In production, combine this with Django middleware to reject requests with mismatched origins even if CORS headers are present. For endpoints that must be public, avoid HMAC-based authentication or use short-lived tokens instead. The combination of a strict origin allowlist and HMAC validation ensures that even if a signature is valid, the request is only honored from known, trusted origins.
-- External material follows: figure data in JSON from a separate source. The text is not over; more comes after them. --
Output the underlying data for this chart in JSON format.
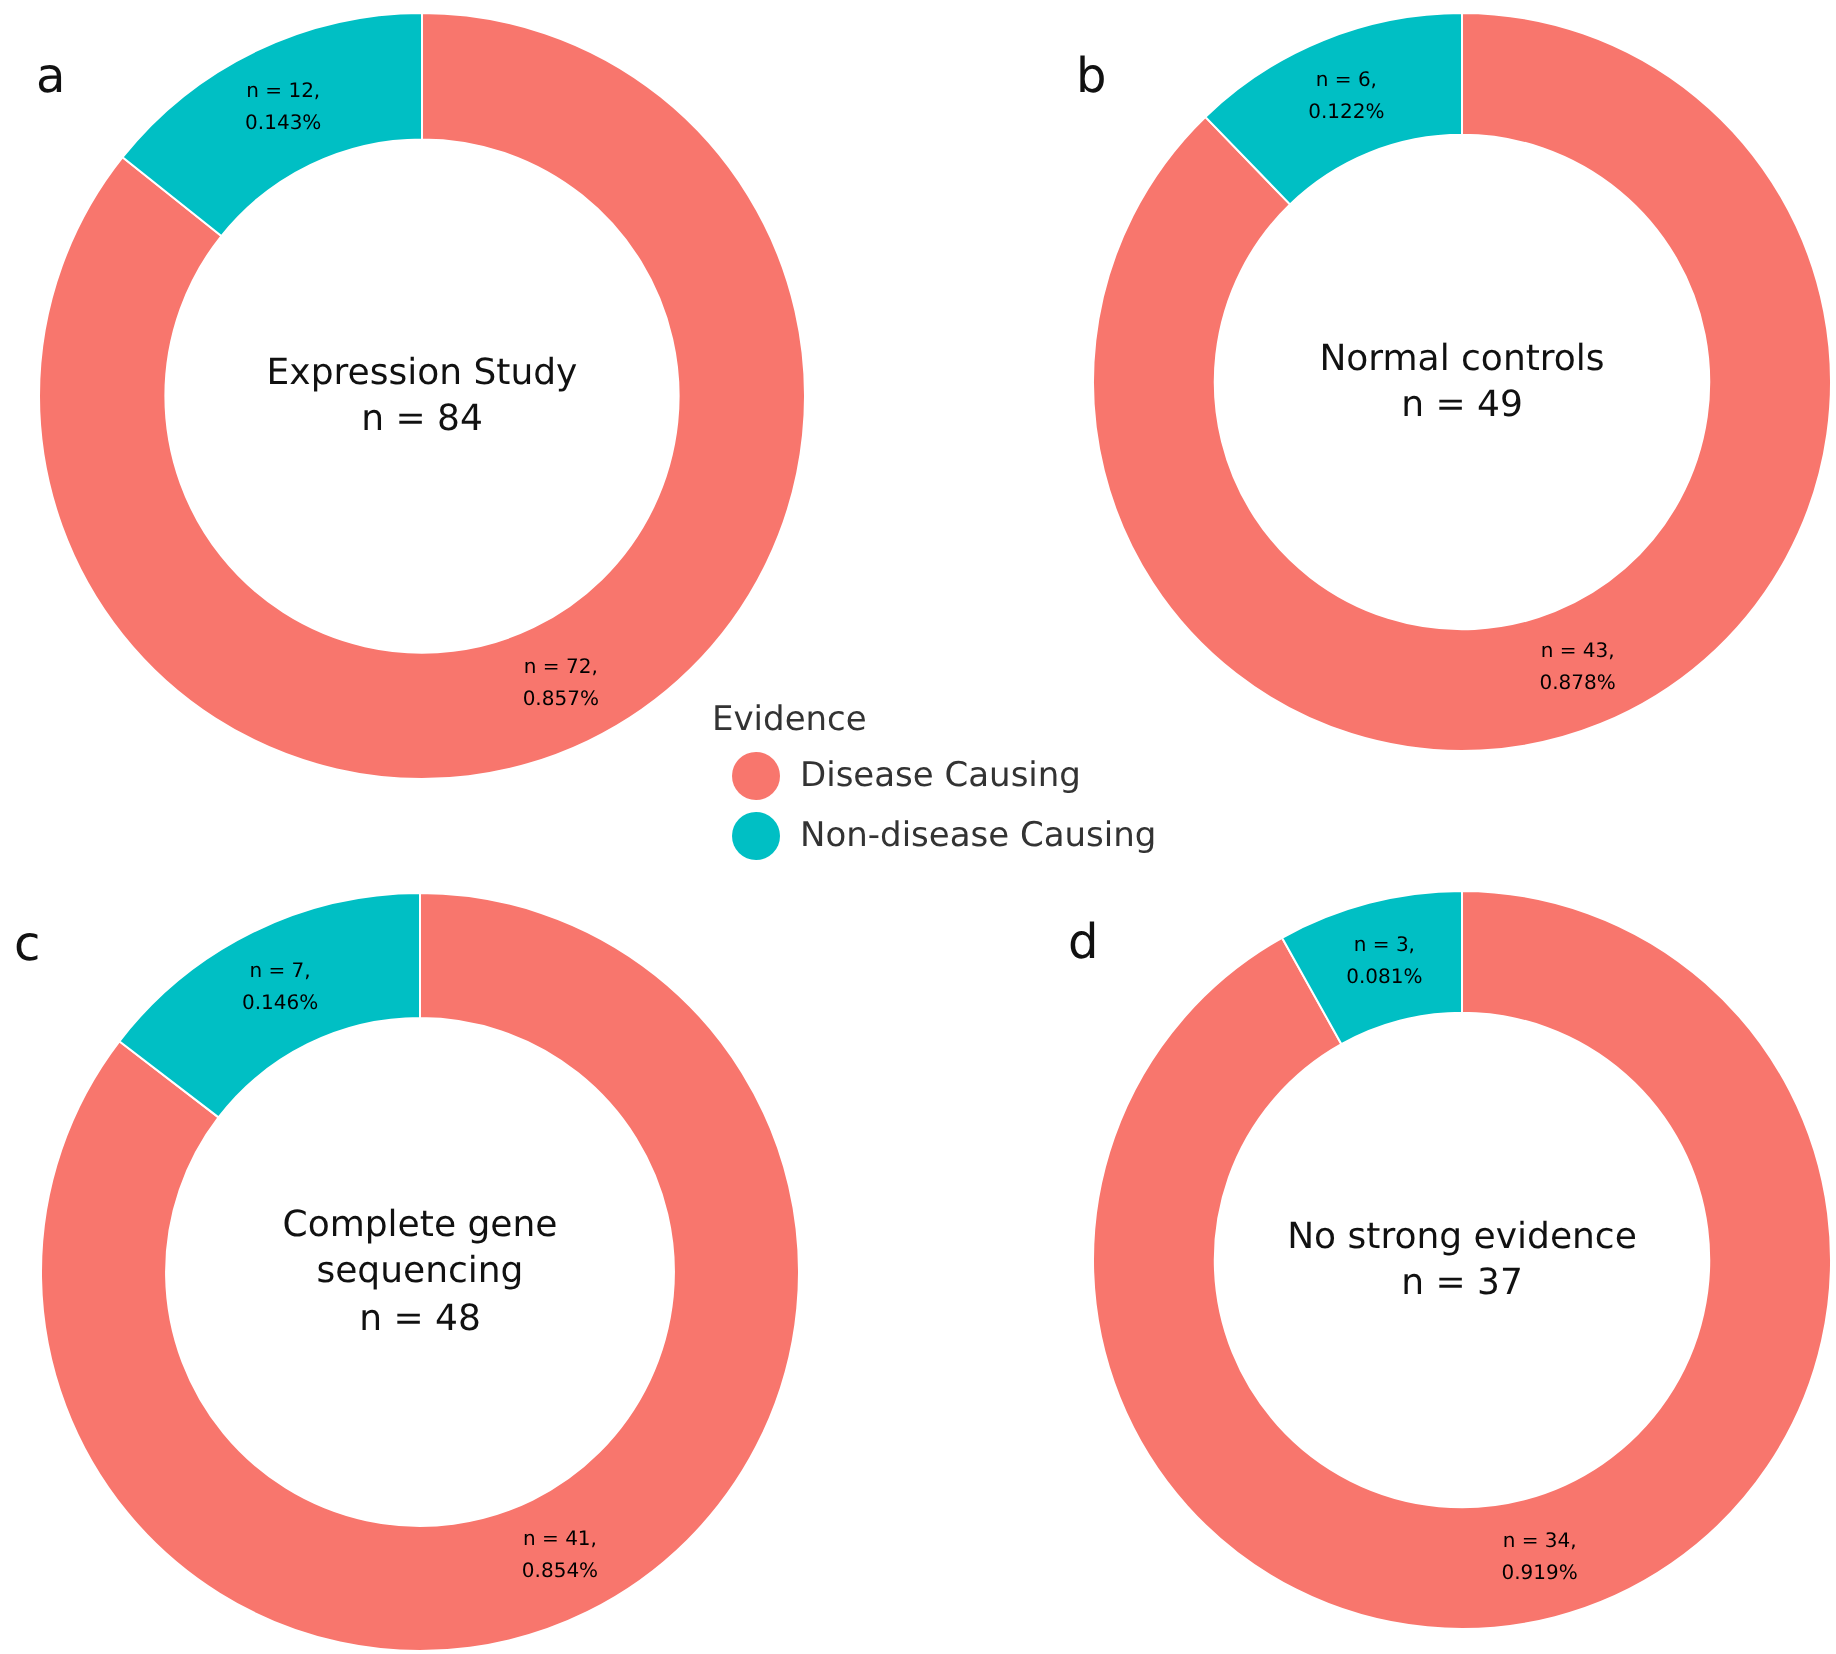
{
  "chart_data": [
    {
      "type": "donut",
      "title": "Expression Study",
      "subtitle": "n = 84",
      "annotations": [
        "a"
      ],
      "categories": [
        "Disease Causing",
        "Non-disease Causing"
      ],
      "values": [
        72,
        12
      ],
      "colors": [
        "#f8766d",
        "#00bfc4"
      ],
      "value_labels": [
        "n = 72,\n0.857%",
        "n = 12,\n0.143%"
      ],
      "legend_title": "Evidence",
      "legend": "bottom right"
    },
    {
      "type": "donut",
      "title": "Normal controls",
      "subtitle": "n = 49",
      "annotations": [
        "b"
      ],
      "categories": [
        null,
        null
      ],
      "values": [
        43,
        6
      ],
      "colors": [
        "#f8766d",
        "#00bfc4"
      ],
      "value_labels": [
        "n = 43,\n0.878%",
        "n = 6,\n0.122%"
      ]
    },
    {
      "type": "donut",
      "title": "Complete gene\nsequencing",
      "subtitle": "n = 48",
      "annotations": [
        "c"
      ],
      "categories": [
        null,
        null
      ],
      "values": [
        41,
        7
      ],
      "colors": [
        "#f8766d",
        "#00bfc4"
      ],
      "value_labels": [
        "n = 41,\n0.854%",
        "n = 7,\n0.146%"
      ]
    },
    {
      "type": "donut",
      "title": "No strong evidence",
      "subtitle": "n = 37",
      "annotations": [
        "d"
      ],
      "categories": [
        null,
        null
      ],
      "values": [
        34,
        3
      ],
      "colors": [
        "#f8766d",
        "#00bfc4"
      ],
      "value_labels": [
        "n = 34,\n0.919%",
        "n = 3,\n0.081%"
      ]
    }
  ]
}
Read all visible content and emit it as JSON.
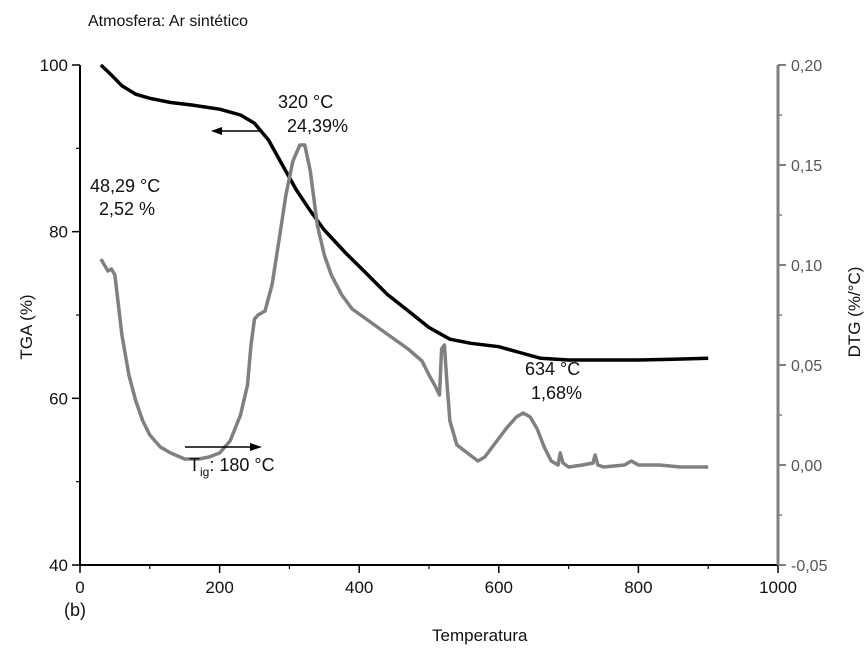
{
  "header": "Atmosfera: Ar sintético",
  "panel_label": "(b)",
  "chart_data": {
    "type": "line",
    "xlabel": "Temperatura",
    "ylabel": "TGA (%)",
    "y2label": "DTG (%/°C)",
    "xlim": [
      0,
      1000
    ],
    "ylim": [
      40,
      100
    ],
    "y2lim": [
      -0.05,
      0.2
    ],
    "x_ticks": [
      {
        "v": 0,
        "l": "0"
      },
      {
        "v": 200,
        "l": "200"
      },
      {
        "v": 400,
        "l": "400"
      },
      {
        "v": 600,
        "l": "600"
      },
      {
        "v": 800,
        "l": "800"
      },
      {
        "v": 1000,
        "l": "1000"
      }
    ],
    "y_ticks": [
      {
        "v": 40,
        "l": "40"
      },
      {
        "v": 60,
        "l": "60"
      },
      {
        "v": 80,
        "l": "80"
      },
      {
        "v": 100,
        "l": "100"
      }
    ],
    "y2_ticks": [
      {
        "v": -0.05,
        "l": "-0,05"
      },
      {
        "v": 0,
        "l": "0,00"
      },
      {
        "v": 0.05,
        "l": "0,05"
      },
      {
        "v": 0.1,
        "l": "0,10"
      },
      {
        "v": 0.15,
        "l": "0,15"
      },
      {
        "v": 0.2,
        "l": "0,20"
      }
    ],
    "series": [
      {
        "axis": "left",
        "color": "#000000",
        "x": [
          30,
          45,
          60,
          80,
          100,
          130,
          160,
          200,
          230,
          250,
          270,
          290,
          310,
          330,
          350,
          380,
          410,
          440,
          470,
          500,
          530,
          560,
          600,
          630,
          660,
          700,
          750,
          800,
          850,
          900
        ],
        "y": [
          100,
          98.8,
          97.5,
          96.5,
          96.0,
          95.5,
          95.2,
          94.7,
          94.0,
          93.0,
          91.0,
          88.0,
          85.0,
          82.5,
          80.2,
          77.5,
          75.0,
          72.5,
          70.5,
          68.5,
          67.1,
          66.6,
          66.2,
          65.5,
          64.8,
          64.6,
          64.6,
          64.6,
          64.7,
          64.8
        ]
      },
      {
        "axis": "right",
        "color": "#808080",
        "x": [
          30,
          35,
          40,
          45,
          50,
          55,
          60,
          70,
          80,
          90,
          100,
          115,
          130,
          150,
          170,
          185,
          200,
          215,
          230,
          240,
          245,
          250,
          255,
          265,
          275,
          285,
          295,
          305,
          315,
          322,
          330,
          340,
          350,
          360,
          375,
          390,
          410,
          430,
          450,
          470,
          490,
          500,
          508,
          515,
          518,
          522,
          526,
          530,
          540,
          555,
          570,
          580,
          595,
          610,
          625,
          635,
          645,
          655,
          665,
          675,
          685,
          688,
          692,
          700,
          720,
          735,
          738,
          742,
          750,
          780,
          790,
          800,
          830,
          860,
          900
        ],
        "y": [
          0.103,
          0.1,
          0.097,
          0.098,
          0.095,
          0.08,
          0.065,
          0.045,
          0.032,
          0.022,
          0.015,
          0.009,
          0.006,
          0.003,
          0.003,
          0.004,
          0.006,
          0.012,
          0.025,
          0.04,
          0.06,
          0.073,
          0.075,
          0.077,
          0.09,
          0.112,
          0.135,
          0.152,
          0.16,
          0.16,
          0.147,
          0.12,
          0.105,
          0.095,
          0.085,
          0.078,
          0.073,
          0.068,
          0.063,
          0.058,
          0.052,
          0.045,
          0.04,
          0.035,
          0.058,
          0.06,
          0.04,
          0.022,
          0.01,
          0.006,
          0.002,
          0.004,
          0.011,
          0.018,
          0.024,
          0.026,
          0.024,
          0.018,
          0.009,
          0.002,
          0.0,
          0.006,
          0.001,
          -0.001,
          0.0,
          0.001,
          0.005,
          0.0,
          -0.001,
          0.0,
          0.002,
          0.0,
          0.0,
          -0.001,
          -0.001
        ]
      }
    ],
    "annotations": [
      {
        "lines": [
          "320 °C",
          "24,39%"
        ]
      },
      {
        "lines": [
          "48,29 °C",
          "2,52 %"
        ]
      },
      {
        "lines": [
          "634 °C",
          "1,68%"
        ]
      },
      {
        "text": ": 180 °C",
        "prefix": "T",
        "sub": "ig"
      }
    ]
  }
}
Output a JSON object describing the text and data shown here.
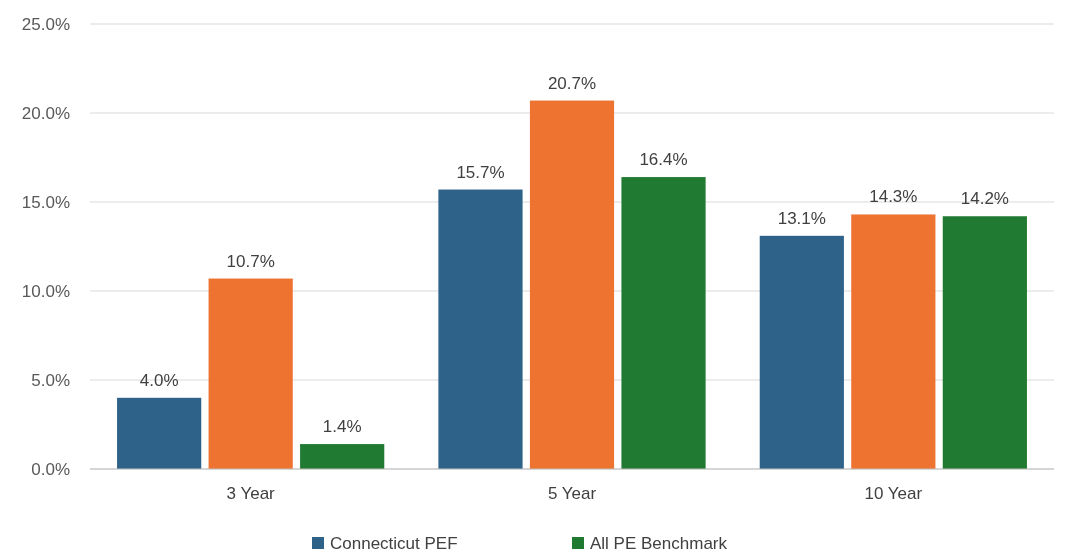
{
  "chart_data": {
    "type": "bar",
    "categories": [
      "3 Year",
      "5 Year",
      "10 Year"
    ],
    "series": [
      {
        "name": "Connecticut PEF",
        "color": "#2e6289",
        "values": [
          4.0,
          15.7,
          13.1
        ]
      },
      {
        "color": "#ee7330",
        "values": [
          10.7,
          20.7,
          14.3
        ]
      },
      {
        "name": "All PE Benchmark",
        "color": "#217a31",
        "values": [
          1.4,
          16.4,
          14.2
        ]
      }
    ],
    "ylim": [
      0,
      25
    ],
    "yticks": [
      {
        "value": 0,
        "label": "0.0%"
      },
      {
        "value": 5,
        "label": "5.0%"
      },
      {
        "value": 10,
        "label": "10.0%"
      },
      {
        "value": 15,
        "label": "15.0%"
      },
      {
        "value": 20,
        "label": "20.0%"
      },
      {
        "value": 25,
        "label": "25.0%"
      }
    ],
    "value_labels": [
      [
        "4.0%",
        "15.7%",
        "13.1%"
      ],
      [
        "10.7%",
        "20.7%",
        "14.3%"
      ],
      [
        "1.4%",
        "16.4%",
        "14.2%"
      ]
    ],
    "grid": "y",
    "legend": "bottom"
  }
}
Related CWEs: dataExposure

CWE IDNameSeverity
CWE-200Exposure of Sensitive Information HIGH
CWE-209Error Information Disclosure MEDIUM
CWE-213Exposure of Sensitive Information Due to Incompatible Policies HIGH
CWE-215Insertion of Sensitive Information Into Debugging Code MEDIUM
CWE-312Cleartext Storage of Sensitive Information HIGH
CWE-359Exposure of Private Personal Information (PII) HIGH
CWE-522Insufficiently Protected Credentials CRITICAL
CWE-532Insertion of Sensitive Information into Log File MEDIUM
CWE-538Insertion of Sensitive Information into Externally-Accessible File HIGH
CWE-540Inclusion of Sensitive Information in Source Code HIGH

Frequently Asked Questions

Can I use a CORS wildcard if my API does not use HMAC signatures?
You can use a wildcard for truly public endpoints that do not rely on authentication or HMAC. However, once you add HMAC or any credentialed check, you should restrict origins to prevent browsers from sending authenticated requests from arbitrary sites.
What is a safer alternative to Hmac Signatures for Django APIs?
For many use cases, short-lived JWTs with strict CORS policies and HTTPS are a practical alternative. Ensure tokens are scoped, include expiration, and are validated server-side, and never pair wildcard CORS with token-based auth.